What can we expect from new generations of AI already arising from this massive buildout? AI has quickly become synonymous with both good and bad; accordingly, AI will get simultaneously much better and much worse.
In a year, you will no longer think it’s weird to talk to a computer to get things done and amazing things like real-time language translation will become commonplace.
In two years, every information driven industry from law to engineering to medicine will run with dramatically improved efficiency and outcomes on AI. Weather forecasting, earthquake modeling, addressing climate change, reducing pesticide use, on and on.
In three years, scale robotics will finally meet scale AI with mass market robots from household help to civil service. After that? It’s the stuff of science fiction.
Bad? Sure, AI will continue to challenge us with fakes and slop, with ever evil-er social media, and societal challenges as we deal with the increasing and unintended consequences of personal interactions with computers that think.8
Locomotives are fascinating, yet they aren’t the hero of the railroads. It’s what rail connectivity did for the nation. AI models are fascinating, be it OpenAI’s ChatGPT, Google’s Gemini or Anthropic’s Claude, but they aren’t the hero either. In the end, these models will become a footnote like the CPRR’s Jupiter — what will last are the changes they will bring to our lives and to our planet.
Shi Qiang was one of over 12,000 Chinese immigrants that built Tunnel Six. However, their contributions were never recognized. After the great rail buildout, work tapered off. In a now recognizable pattern of protectionism, the US turned against Chinese workers, passing the Chinese Exclusion Act in 1882. Shi could no longer leave the US and hope to return, and he never saw his parents or his sister again.
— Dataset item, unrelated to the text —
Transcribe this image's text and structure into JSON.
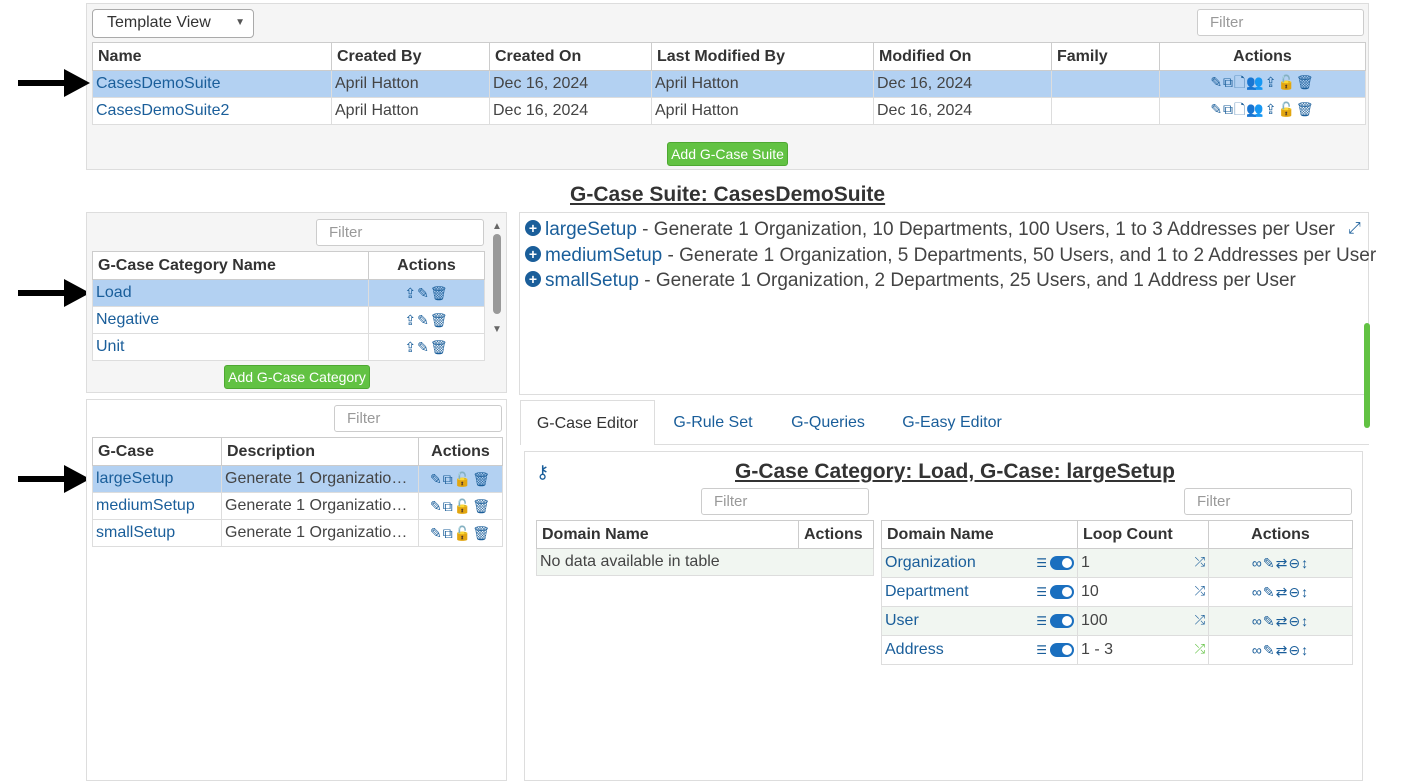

However, the money he sent back kept them going, and eventually he made his way back to San Francisco where he met and married a merchant’s daughter in a growing Chinatown.
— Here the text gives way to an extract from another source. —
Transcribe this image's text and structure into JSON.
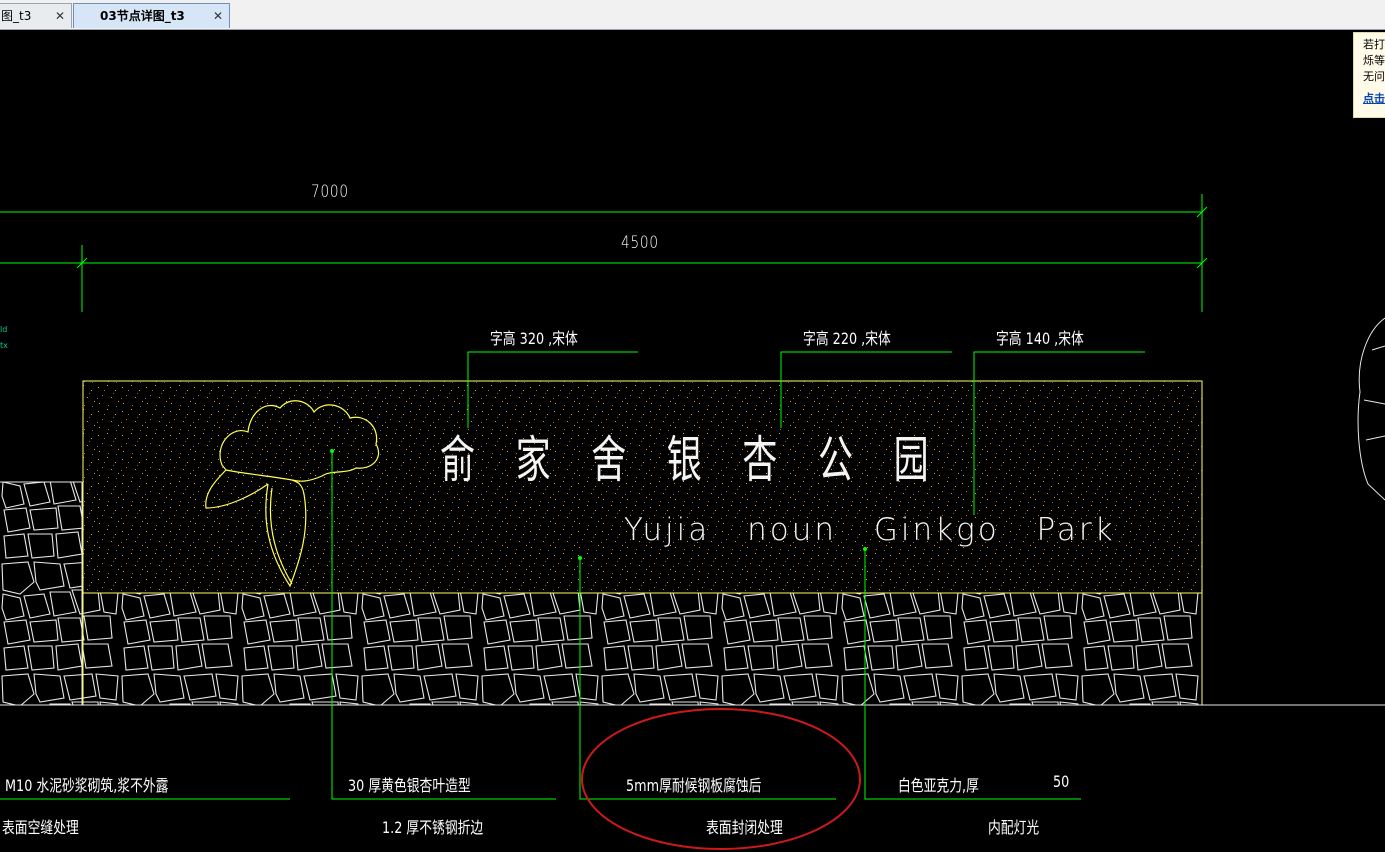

Shi’s great-great-great-granddaughter is now an AI researcher at OpenAI’s San Francisco headquarters. Back on the other side of the world, China is rushing into an AI future with their own aggressive investment cycle, to the tune of $70 billion. While China lags US AI capabilities, they are working hard to close the gap.
This time, they will undoubtedly be in the picture.
While Tunnel Six now sits abandoned, train spotting on the summit is still a blast — especially in the dead of winter when the snow plow train blows over the summit.
Current score: Google research invented the Transformer in 2017 - the seminal breakthrough that enabled Large Language Models. But they sat on it, afraid to disrupt the money printing machine that is search. Just earlier this week they released their latest model, Gemini 3 and just like that they’re back in the game. Meta is on its heels the most of these three as they inject AI into their social feeds in the most embarrassing ways thrashing about, looking for a hit. Apple I wrote a bit on recently and I expect the new Siri to be pretty good and they are on their way. New devices TBD (rumors are Tim Cook will retire as CEO next year…).
Microsoft just made up a new word for this site: AI Super Factory. Inside Microsoft’s new AI Super Factory
In a nod to how creative the quest for capacity is getting, in Am I Hot or Not, I wrote about Relativity Space and CEO Eric Schmidt’s aspiration of building datacenters in space. While it was a ridiculous reach just three months ago, last week Google went public with their plans to launch a space datacenter: Project Suncatcher Moonshot.
While building a Chip Fab is more complicated than building a datacenter, they are adjacent. For more check, out Chip Wars I wrote on this last year.
If you want to see more of what all goes into building one of these, including a drone flyover of the whole site, check out this article and watch the video: Stargate: A Citrini Field Trip
I recently read Harlan Ellison’s I Have No Mouth, and I Must Scream. AM is one pissed off machine; let’s hope it doesn’t get that bad.